Heuristic:Helicone Helicone ClickHouse ReplacingMergeTree FINAL
| Knowledge Sources | |
|---|---|
| Domains | Analytics_Storage, ClickHouse |
| Last Updated | 2026-02-14 06:00 GMT |
Overview
Use `ReplacingMergeTree(updated_at)` for mutable request/response data and always query with `FINAL` to force deduplication before aggregation.
Description
ClickHouse's `ReplacingMergeTree` engine handles deduplication by keeping only the latest row (by `updated_at` timestamp) for each unique primary key combination. However, deduplication only occurs during background merges, which are asynchronous.

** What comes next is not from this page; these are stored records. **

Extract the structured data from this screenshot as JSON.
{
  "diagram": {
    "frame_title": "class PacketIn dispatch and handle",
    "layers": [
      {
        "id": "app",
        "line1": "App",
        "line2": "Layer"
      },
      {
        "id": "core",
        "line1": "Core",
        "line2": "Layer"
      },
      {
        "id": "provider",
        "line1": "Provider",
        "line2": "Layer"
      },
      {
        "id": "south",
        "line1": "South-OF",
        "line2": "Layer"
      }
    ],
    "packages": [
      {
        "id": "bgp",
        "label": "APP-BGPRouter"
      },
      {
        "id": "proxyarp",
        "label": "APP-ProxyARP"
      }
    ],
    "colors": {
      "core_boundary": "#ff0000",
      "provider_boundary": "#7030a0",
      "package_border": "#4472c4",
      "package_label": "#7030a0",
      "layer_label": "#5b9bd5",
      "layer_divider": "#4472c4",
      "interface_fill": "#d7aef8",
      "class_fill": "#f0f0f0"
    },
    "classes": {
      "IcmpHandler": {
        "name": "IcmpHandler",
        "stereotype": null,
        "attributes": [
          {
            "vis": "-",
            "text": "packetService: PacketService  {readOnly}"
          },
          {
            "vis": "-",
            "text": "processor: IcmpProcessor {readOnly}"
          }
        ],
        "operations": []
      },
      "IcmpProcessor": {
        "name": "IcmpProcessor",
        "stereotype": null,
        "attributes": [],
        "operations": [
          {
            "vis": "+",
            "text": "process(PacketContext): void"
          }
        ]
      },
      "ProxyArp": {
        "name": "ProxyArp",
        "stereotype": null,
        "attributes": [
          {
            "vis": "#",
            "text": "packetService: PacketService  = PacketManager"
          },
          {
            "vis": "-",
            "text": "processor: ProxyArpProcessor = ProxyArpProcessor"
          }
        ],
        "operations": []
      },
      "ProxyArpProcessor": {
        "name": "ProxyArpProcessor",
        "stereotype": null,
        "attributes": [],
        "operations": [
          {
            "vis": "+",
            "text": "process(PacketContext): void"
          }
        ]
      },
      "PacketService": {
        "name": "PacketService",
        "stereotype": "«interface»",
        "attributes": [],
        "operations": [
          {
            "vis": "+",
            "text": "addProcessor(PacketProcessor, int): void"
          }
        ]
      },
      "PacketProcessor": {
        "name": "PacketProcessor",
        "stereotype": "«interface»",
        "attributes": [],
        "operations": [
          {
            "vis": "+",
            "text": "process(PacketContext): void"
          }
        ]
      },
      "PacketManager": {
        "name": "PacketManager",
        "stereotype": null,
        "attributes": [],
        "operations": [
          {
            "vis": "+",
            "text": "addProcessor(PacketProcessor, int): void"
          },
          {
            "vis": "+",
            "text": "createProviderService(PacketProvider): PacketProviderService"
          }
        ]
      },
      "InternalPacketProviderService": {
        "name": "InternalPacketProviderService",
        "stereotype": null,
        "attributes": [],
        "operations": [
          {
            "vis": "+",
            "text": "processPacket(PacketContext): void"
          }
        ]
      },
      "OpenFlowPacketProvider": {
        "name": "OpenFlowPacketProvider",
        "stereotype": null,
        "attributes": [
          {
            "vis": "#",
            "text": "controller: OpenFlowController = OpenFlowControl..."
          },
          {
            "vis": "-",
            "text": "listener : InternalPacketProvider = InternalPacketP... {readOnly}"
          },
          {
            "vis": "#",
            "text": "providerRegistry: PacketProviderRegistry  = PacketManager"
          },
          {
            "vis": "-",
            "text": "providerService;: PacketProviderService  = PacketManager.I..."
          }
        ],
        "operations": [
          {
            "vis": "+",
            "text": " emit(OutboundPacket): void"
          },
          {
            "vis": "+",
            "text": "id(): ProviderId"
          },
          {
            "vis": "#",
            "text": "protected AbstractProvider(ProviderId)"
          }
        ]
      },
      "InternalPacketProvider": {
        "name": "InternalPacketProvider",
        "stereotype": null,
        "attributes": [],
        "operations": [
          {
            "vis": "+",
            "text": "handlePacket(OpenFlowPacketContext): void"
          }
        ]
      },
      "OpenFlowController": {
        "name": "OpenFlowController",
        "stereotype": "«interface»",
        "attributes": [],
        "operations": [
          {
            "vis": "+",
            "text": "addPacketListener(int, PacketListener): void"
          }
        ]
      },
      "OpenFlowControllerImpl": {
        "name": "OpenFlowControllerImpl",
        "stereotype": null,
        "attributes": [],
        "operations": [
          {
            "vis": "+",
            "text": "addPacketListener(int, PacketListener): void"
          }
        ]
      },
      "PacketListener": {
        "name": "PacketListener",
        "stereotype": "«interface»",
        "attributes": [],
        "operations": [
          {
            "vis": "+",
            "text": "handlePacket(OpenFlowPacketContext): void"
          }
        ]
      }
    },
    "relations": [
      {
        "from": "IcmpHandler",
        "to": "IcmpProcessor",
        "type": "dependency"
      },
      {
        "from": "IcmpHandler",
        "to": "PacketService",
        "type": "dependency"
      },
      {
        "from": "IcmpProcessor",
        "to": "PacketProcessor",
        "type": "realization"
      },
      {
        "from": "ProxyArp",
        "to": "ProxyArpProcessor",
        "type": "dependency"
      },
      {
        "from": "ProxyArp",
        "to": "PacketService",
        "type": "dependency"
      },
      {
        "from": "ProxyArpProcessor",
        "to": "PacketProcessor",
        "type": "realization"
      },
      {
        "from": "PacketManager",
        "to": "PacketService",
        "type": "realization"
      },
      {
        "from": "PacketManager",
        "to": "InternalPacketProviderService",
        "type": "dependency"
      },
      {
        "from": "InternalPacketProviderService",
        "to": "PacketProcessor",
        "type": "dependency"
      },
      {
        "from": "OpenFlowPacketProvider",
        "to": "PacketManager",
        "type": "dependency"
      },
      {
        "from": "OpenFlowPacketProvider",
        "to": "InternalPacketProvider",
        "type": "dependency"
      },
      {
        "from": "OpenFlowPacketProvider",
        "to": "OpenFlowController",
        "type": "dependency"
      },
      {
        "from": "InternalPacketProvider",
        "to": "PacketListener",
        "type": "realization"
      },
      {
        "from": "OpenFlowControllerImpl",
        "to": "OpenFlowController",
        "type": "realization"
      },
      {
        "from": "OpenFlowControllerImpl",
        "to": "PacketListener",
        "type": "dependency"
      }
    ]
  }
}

Without the `FINAL` keyword in queries, aggregations may count duplicate rows that have not yet been merged. The `FINAL` keyword forces an on-the-fly merge at query time, guaranteeing accurate results at the cost of query performance.
Helicone uses this pattern for the `request_response_rmt` table, which stores mutable request/response metadata (properties, scores, status). Updates are implemented as full-row inserts with a new `updated_at` timestamp, not SQL UPDATEs.
Usage
Apply this heuristic when querying ClickHouse tables that use ReplacingMergeTree for accurate aggregations (cost sums, request counts, spend totals). Omitting `FINAL` from queries can produce inflated numbers due to unmerged duplicate rows.
The Insight (Rule of Thumb)
- Action: Always append `FINAL` to `SELECT` queries on `ReplacingMergeTree` tables when accuracy matters. For updates, insert a complete copy of the row with a new `updated_at` timestamp.
- Value: `FINAL` forces deduplication at query time. The `updated_at` column determines which row version to keep.
- Trade-off: `FINAL` adds query latency proportional to the number of unmerged parts. For high-throughput dashboards, consider materialized views that pre-aggregate.
Reasoning
Table schema from `clickhouse/migrations/schema_41_request_response_replacing_merge_tree.sql:34`:
ENGINE = ReplacingMergeTree(updated_at)
PARTITION BY toYYYYMM(request_created_at)
PRIMARY KEY (organization_id, provider, model, user_id, request_created_at, request_id)
ORDER BY (organization_id, provider, model, user_id, request_created_at, request_id)
Query with FINAL from `valhalla/jawn/src/managers/creditsManager.ts:129-132`:
SELECT spend / ${COST_PRECISION_MULTIPLIER / 100} as spend_cents
FROM organization_ptb_spend_mv FINAL
WHERE organization_id = {val_0 : String}
Update pattern (insert-to-update) from `valhalla/jawn/src/lib/stores/request/VersionedRequestStore.ts`:
// 1. Read existing row (with ORDER BY updated_at DESC LIMIT 1)
const rowContents = await clickhouseDb.dbQuery<RequestResponseRMT>(`
SELECT *
FROM request_response_rmt
WHERE request_id = {val_0: UUID}
ORDER BY updated_at DESC
LIMIT 1
`);
// 2. Insert modified copy (ReplacingMergeTree keeps the latest updated_at)
await clickhouseDb.dbInsertClickhouse("request_response_rmt", [{
...existingRow,
properties: newProperties,
updated_at: new Date().toISOString(),
}]);
The VersionedRequestStore also contains a TODO comment indicating this manual version control may be temporary: `// TODO Use final instead of hand rolling deduplication`.